What Happens in a Session
Consider the opening probe of a session at S1:
"Before we touch the architecture — what breaks in the business if this doesn't get built? Not technically. Commercially, operationally, or for the customer."
I put this question first because an engineer who cannot name the commercial consequence of inaction has no test against which to evaluate subsequent technical decisions. Every state works this way. Challenge before synthesis. Always.
The Workspace
When you run arch-ai init, it creates the foundation for an architectural record that lives in your repository.
/architecture
├── .session-state.json
├── scope-declaration.md
├── context.md
├── stakeholders.md
├── dependencies.md
├── nfr-register.md
├── auth-design.md
├── options-matrix.md
├── observability-plan.md
└── risk-register.mdDocuments are the byproduct. The thinking that produced them is the product.
Domain
Built for financial services — GDPR, FCA, PSD2, SMCR, and data residency. Domain calibration is embedded in the probe logic at S3, S4, S7, S10, and S12.
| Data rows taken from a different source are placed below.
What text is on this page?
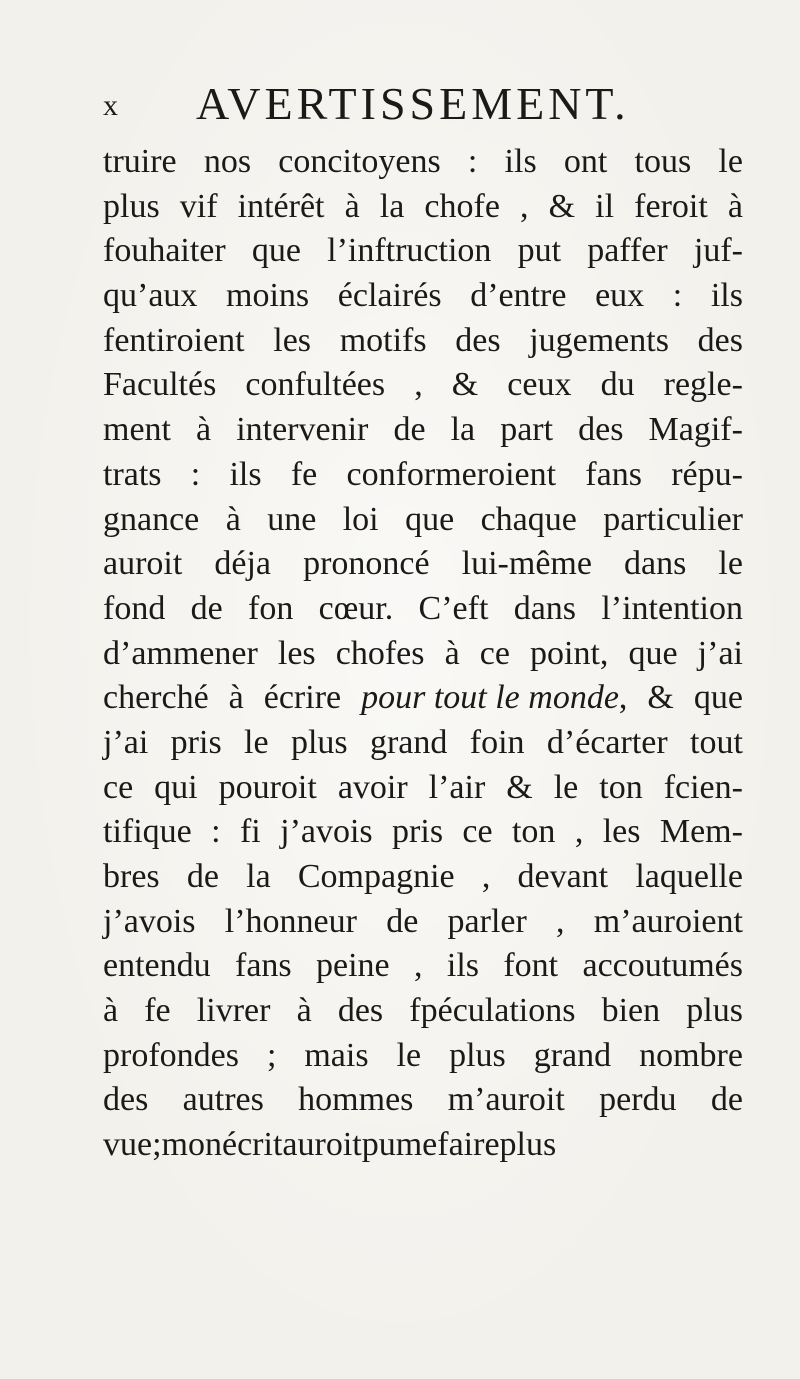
x AVERTISSEMENT.
truire nos concitoyens : ils ont tous le
plus vif intérêt à la chofe , & il feroit à
fouhaiter que l’inftruction put paffer juf-
qu’aux moins éclairés d’entre eux : ils
fentiroient les motifs des jugements des
Facultés confultées , & ceux du regle-
ment à intervenir de la part des Magif-
trats : ils fe conformeroient fans répu-
gnance à une loi que chaque particulier
auroit déja prononcé lui-même dans le
fond de fon cœur. C’eft dans l’intention
d’ammener les chofes à ce point, que j’ai
cherché à écrire pour tout le monde, & que
j’ai pris le plus grand foin d’écarter tout
ce qui pouroit avoir l’air & le ton fcien-
tifique : fi j’avois pris ce ton , les Mem-
bres de la Compagnie , devant laquelle
j’avois l’honneur de parler , m’auroient
entendu fans peine , ils font accoutumés
à fe livrer à des fpéculations bien plus
profondes ; mais le plus grand nombre
des autres hommes m’auroit perdu de
vue ; mon écrit auroit pu me faire plus
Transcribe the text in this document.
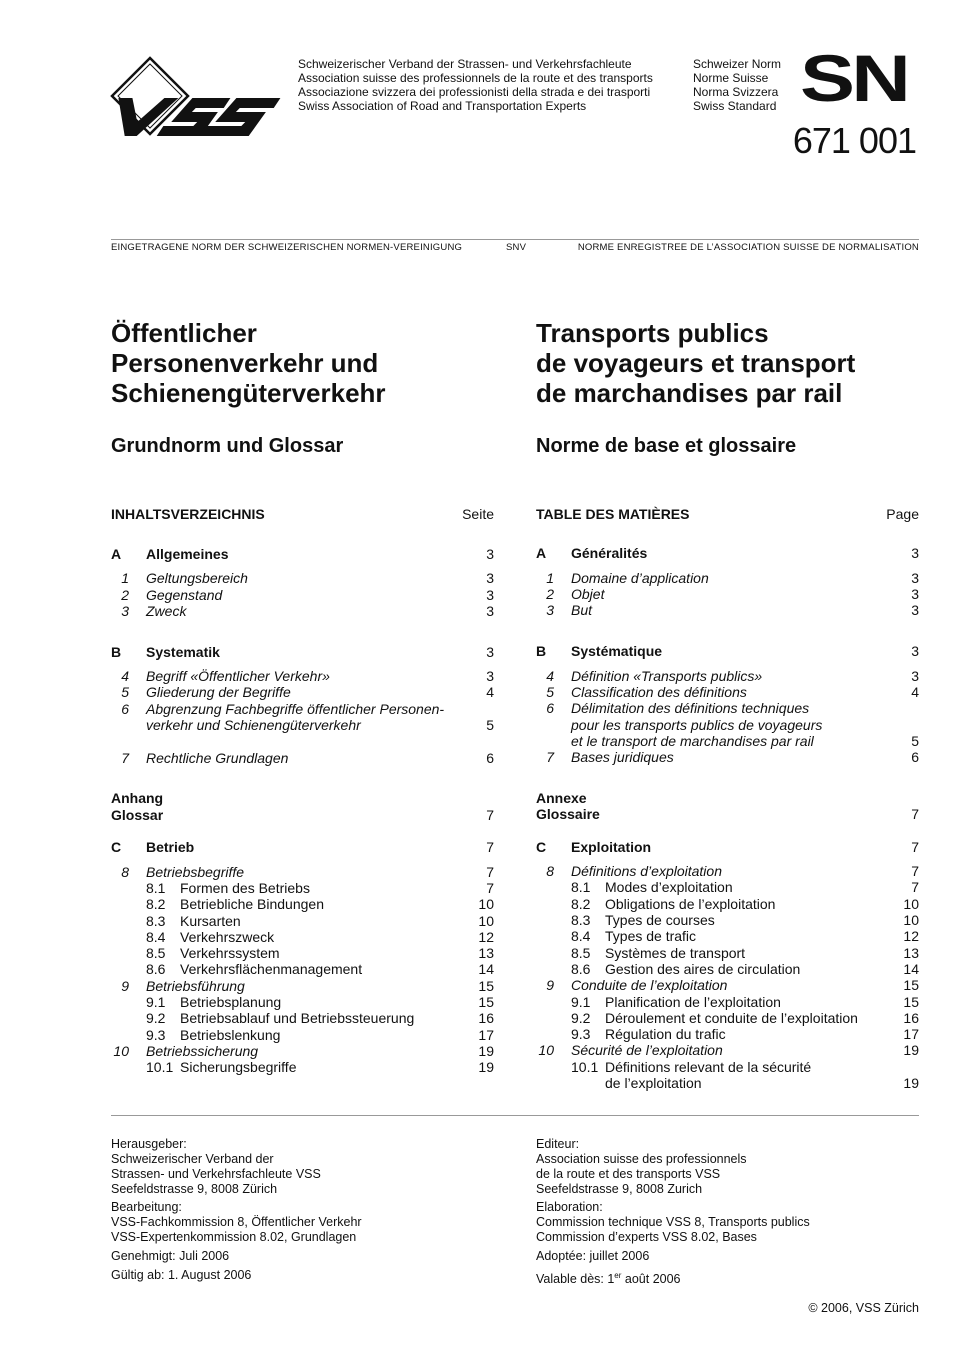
Schweizerischer Verband der Strassen- und Verkehrsfachleute
Association suisse des professionnels de la route et des transports
Associazione svizzera dei professionisti della strada e dei trasporti
Swiss Association of Road and Transportation Experts
Schweizer Norm
Norme Suisse
Norma Svizzera
Swiss Standard SN
671 001
EINGETRAGENE NORM DER SCHWEIZERISCHEN NORMEN-VEREINIGUNG	SNV	NORME ENREGISTREE DE L’ASSOCIATION SUISSE DE NORMALISATION
Öffentlicher
Personenverkehr und
Schienengüterverkehr
Transports publics
de voyageurs et transport
de marchandises par rail
Grundnorm und Glossar	Norme de base et glossaire
INHALTSVERZEICHNIS	Seite	TABLE DES MATIÈRES	Page
A Allgemeines	3
1 Geltungsbereich	3
2 Gegenstand	3
3 Zweck	3
B Systematik	3
4 Begriff «Öffentlicher Verkehr»	3
5 Gliederung der Begriffe	4
6 Abgrenzung Fachbegriffe öffentlicher Personen-
verkehr und Schienengüterverkehr	5
7 Rechtliche Grundlagen	6
Anhang
Glossar	7
C Betrieb	7
8 Betriebsbegriffe	7
8.1 Formen des Betriebs	7
8.2 Betriebliche Bindungen	10
8.3 Kursarten	10
8.4 Verkehrszweck	12
8.5 Verkehrssystem	13
8.6 Verkehrsflächenmanagement	14
9 Betriebsführung	15
9.1 Betriebsplanung	15
9.2 Betriebsablauf und Betriebssteuerung	16
9.3 Betriebslenkung	17
10 Betriebssicherung	19
10.1 Sicherungsbegriffe	19
A Généralités	3
1 Domaine d’application	3
2 Objet	3
3 But	3
B Systématique	3
4 Définition «Transports publics»	3
5 Classification des définitions	4
6 Délimitation des définitions techniques
pour les transports publics de voyageurs
et le transport de marchandises par rail	5
7 Bases juridiques	6
Annexe
Glossaire	7
C Exploitation	7
8 Définitions d’exploitation	7
8.1 Modes d’exploitation	7
8.2 Obligations de l’exploitation	10
8.3 Types de courses	10
8.4 Types de trafic	12
8.5 Systèmes de transport	13
8.6 Gestion des aires de circulation	14
9 Conduite de l’exploitation	15
9.1 Planification de l’exploitation	15
9.2 Déroulement et conduite de l’exploitation	16
9.3 Régulation du trafic	17
10 Sécurité de l’exploitation	19
10.1 Définitions relevant de la sécurité
de l’exploitation	19
Herausgeber:
Schweizerischer Verband der
Strassen- und Verkehrsfachleute VSS
Seefeldstrasse 9, 8008 Zürich
Bearbeitung:
VSS-Fachkommission 8, Öffentlicher Verkehr
VSS-Expertenkommission 8.02, Grundlagen
Genehmigt: Juli 2006
Gültig ab: 1. August 2006
Editeur:
Association suisse des professionnels
de la route et des transports VSS
Seefeldstrasse 9, 8008 Zurich
Elaboration:
Commission technique VSS 8, Transports publics
Commission d’experts VSS 8.02, Bases
Adoptée: juillet 2006
Valable dès: 1er août 2006
© 2006, VSS Zürich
Other domain configs coming.
The Measure of Success
I believe the product is working when engineers need it less — not more. If an engineer at month twelve is more dependent on this tool than at month one, then I have failed to develop their capability. My goal is for the engineer to internalise these thinking patterns until they become second nature and they can walk into a review board and defend their reasoning without any tools in front of them.
The signal that it's working is when engineers start asking these diagnostic questions themselves before the mentor even has the chance.
Licence
CLI and schemas: MIT
Methodology: CC BY-NC 4.0 — free for individuals, commercial use requires a licence.